How Do Hummingbirds Help Pollination?

How Do Hummingbirds Help Pollination?
••• ldowning, sxc.hu

Bees might get the most attention as pollinator species, but hummingbirds are important pollinators too. Like bees, they carry pollen from one plant to another, and play a key role in plant reproduction.

Where to Find Them

Hummingbirds are a colorful sight throughout North and South America, zipping from flower to flower in gardens and in parks. When hummingbirds visit flowers, they are not only feeding on the nectar, they are pollinate the flowers, which in turn allows plant to produce fruits or seeds.

Hundreds of Hummingbird Species

There are more than 300 species of hummingbirds found exclusively in the Americas from Alaska to Chile. Contrary to the old wives' tale, they do not migrate on the backs of geese. Instead, they fly up to 1,000 miles or more---quite the journey for a bird that weighs less than a penny. Hummingbirds eat some small insects, such as ants or gnats, and flower nectar is a vital part of their diet. A hungry hummingbird might visit between 1,000 and 3,000 flowers a day to maintain an adequate caloric intake.

Plant Reproduction

While some plants are pollinated by the wind or are otherwise self-pollinating, the vast majority rely on hummingbirds, bees, butterflies and bats to carry pollen from one individual plant to another. Like animals, plants have male and female parts, and in order for plants to make seeds so that they can reproduce, the pollen grains must be transferred from one plant to the ovary of another plant of the same species. The pollen and ovary are packaged inside flowers with bright colors or alluring scents to help attract pollinators into visiting the flowers. Most pollinators come to flowers to feed in the sugary, calorie-rich nectar, and pollination assistance is merely a coincidence.

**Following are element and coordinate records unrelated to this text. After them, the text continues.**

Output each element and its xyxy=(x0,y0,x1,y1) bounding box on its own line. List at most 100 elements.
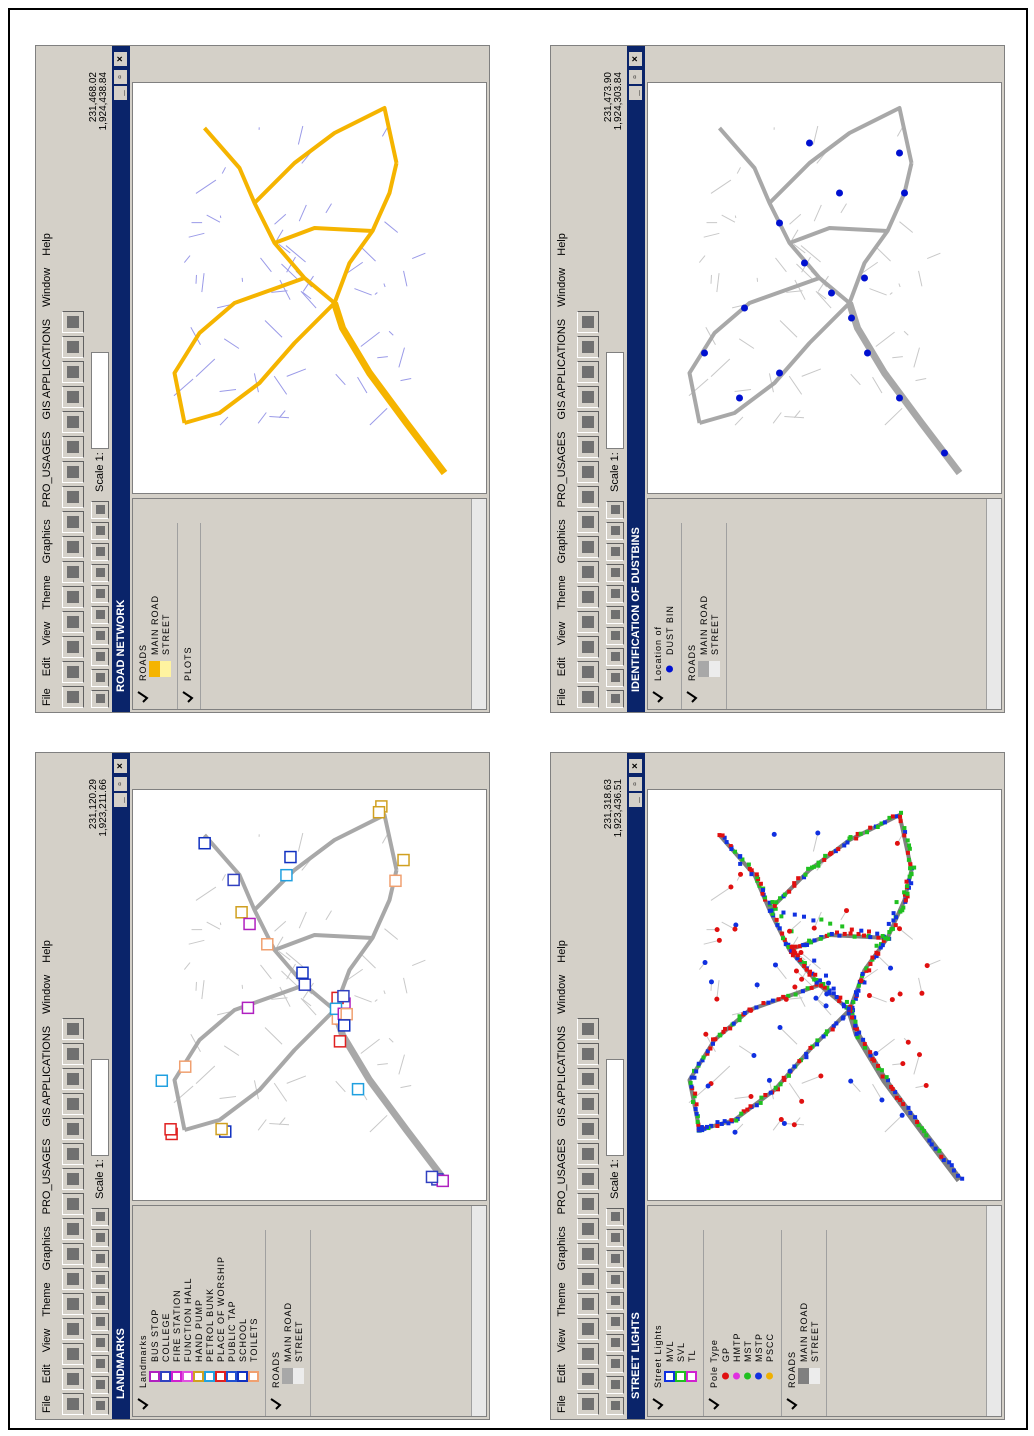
tool-button[interactable] xyxy=(91,1208,109,1226)
window-button[interactable]: _ xyxy=(114,86,127,100)
tool-button[interactable] xyxy=(91,543,109,561)
tool-button[interactable] xyxy=(577,411,599,433)
tool-button[interactable] xyxy=(606,1334,624,1352)
tool-button[interactable] xyxy=(577,386,599,408)
menu-item[interactable]: GIS APPLICATIONS xyxy=(41,318,53,420)
tool-button[interactable] xyxy=(62,436,84,458)
menu-item[interactable]: PRO_USAGES xyxy=(41,431,53,508)
window-button[interactable]: × xyxy=(629,759,642,773)
tool-button[interactable] xyxy=(606,1208,624,1226)
menu-item[interactable]: Graphics xyxy=(556,1226,568,1271)
menu-item[interactable]: Help xyxy=(556,940,568,963)
menu-item[interactable]: GIS APPLICATIONS xyxy=(556,1025,568,1127)
tool-button[interactable] xyxy=(62,361,84,383)
tool-button[interactable] xyxy=(91,1313,109,1331)
check-mark[interactable] xyxy=(137,691,149,703)
window-button[interactable]: ▫ xyxy=(629,70,642,84)
menu-item[interactable]: Theme xyxy=(556,575,568,610)
tool-button[interactable] xyxy=(606,1229,624,1247)
horizontal-scrollbar[interactable] xyxy=(471,1206,486,1416)
menu-item[interactable]: PRO_USAGES xyxy=(41,1138,53,1215)
tool-button[interactable] xyxy=(91,1334,109,1352)
window-button[interactable]: ▫ xyxy=(629,777,642,791)
check-mark[interactable] xyxy=(652,691,664,703)
menu-item[interactable]: Edit xyxy=(41,657,53,677)
tool-button[interactable] xyxy=(577,611,599,633)
tool-button[interactable] xyxy=(62,1118,84,1140)
tool-button[interactable] xyxy=(91,606,109,624)
tool-button[interactable] xyxy=(62,1293,84,1315)
tool-button[interactable] xyxy=(91,564,109,582)
tool-button[interactable] xyxy=(577,1343,599,1365)
tool-button[interactable] xyxy=(606,543,624,561)
tool-button[interactable] xyxy=(606,1397,624,1415)
tool-button[interactable] xyxy=(62,686,84,708)
tool-button[interactable] xyxy=(62,611,84,633)
tool-button[interactable] xyxy=(577,361,599,383)
tool-button[interactable] xyxy=(577,1368,599,1390)
tool-button[interactable] xyxy=(91,1250,109,1268)
scale-input[interactable] xyxy=(606,1059,624,1157)
tool-button[interactable] xyxy=(91,1355,109,1373)
tool-button[interactable] xyxy=(577,1218,599,1240)
tool-button[interactable] xyxy=(62,1018,84,1040)
tool-button[interactable] xyxy=(62,661,84,683)
window-button[interactable]: × xyxy=(114,52,127,66)
tool-button[interactable] xyxy=(62,1143,84,1165)
tool-button[interactable] xyxy=(606,627,624,645)
tool-button[interactable] xyxy=(62,1343,84,1365)
menu-item[interactable]: GIS APPLICATIONS xyxy=(556,318,568,420)
tool-button[interactable] xyxy=(577,661,599,683)
menu-item[interactable]: PRO_USAGES xyxy=(556,431,568,508)
tool-button[interactable] xyxy=(577,1093,599,1115)
tool-button[interactable] xyxy=(62,1168,84,1190)
tool-button[interactable] xyxy=(62,1043,84,1065)
tool-button[interactable] xyxy=(577,1143,599,1165)
tool-button[interactable] xyxy=(91,627,109,645)
menu-item[interactable]: Edit xyxy=(556,1364,568,1384)
tool-button[interactable] xyxy=(577,1318,599,1340)
tool-button[interactable] xyxy=(62,311,84,333)
tool-button[interactable] xyxy=(577,561,599,583)
tool-button[interactable] xyxy=(62,536,84,558)
tool-button[interactable] xyxy=(606,1271,624,1289)
tool-button[interactable] xyxy=(62,386,84,408)
scale-input[interactable] xyxy=(91,352,109,450)
horizontal-scrollbar[interactable] xyxy=(986,1206,1001,1416)
window-button[interactable]: ▫ xyxy=(114,70,127,84)
tool-button[interactable] xyxy=(62,636,84,658)
tool-button[interactable] xyxy=(91,1376,109,1394)
tool-button[interactable] xyxy=(91,522,109,540)
tool-button[interactable] xyxy=(91,501,109,519)
tool-button[interactable] xyxy=(91,669,109,687)
window-button[interactable]: × xyxy=(629,52,642,66)
tool-button[interactable] xyxy=(577,1168,599,1190)
check-mark[interactable] xyxy=(137,1398,149,1410)
tool-button[interactable] xyxy=(606,1355,624,1373)
tool-button[interactable] xyxy=(606,669,624,687)
window-button[interactable]: _ xyxy=(114,793,127,807)
tool-button[interactable] xyxy=(606,648,624,666)
menu-item[interactable]: View xyxy=(556,621,568,646)
window-button[interactable]: ▫ xyxy=(114,777,127,791)
tool-button[interactable] xyxy=(91,1292,109,1310)
tool-button[interactable] xyxy=(606,585,624,603)
menu-item[interactable]: File xyxy=(556,1395,568,1413)
tool-button[interactable] xyxy=(62,336,84,358)
tool-button[interactable] xyxy=(606,1292,624,1310)
tool-button[interactable] xyxy=(91,648,109,666)
tool-button[interactable] xyxy=(62,1068,84,1090)
tool-button[interactable] xyxy=(577,1068,599,1090)
tool-button[interactable] xyxy=(577,1268,599,1290)
menu-item[interactable]: View xyxy=(41,621,53,646)
scale-input[interactable] xyxy=(91,1059,109,1157)
tool-button[interactable] xyxy=(577,1118,599,1140)
window-button[interactable]: _ xyxy=(629,793,642,807)
tool-button[interactable] xyxy=(62,461,84,483)
tool-button[interactable] xyxy=(606,564,624,582)
menu-item[interactable]: Edit xyxy=(41,1364,53,1384)
menu-item[interactable]: Edit xyxy=(556,657,568,677)
horizontal-scrollbar[interactable] xyxy=(986,499,1001,709)
tool-button[interactable] xyxy=(606,606,624,624)
tool-button[interactable] xyxy=(62,1268,84,1290)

How Hummingbird Pollination Occurs

Hummingbirds have long beaks and even longer tongues, which allows them to feed at flowers that are too long and thin for anything else. When a hummingbird inserts its beak into a flower to drink the nectar, sticky pollen grains cling to the side of its beak. When the hummingbird visits its next flower, some of the pollen grains are transferred, and if both flowers are the same species, pollination occurs.

Flowers that draw hummingbirds include red flowers, although they also frequent pink, orange or other colored flowers. They also prefer flowers shaped like a tube or trumpet.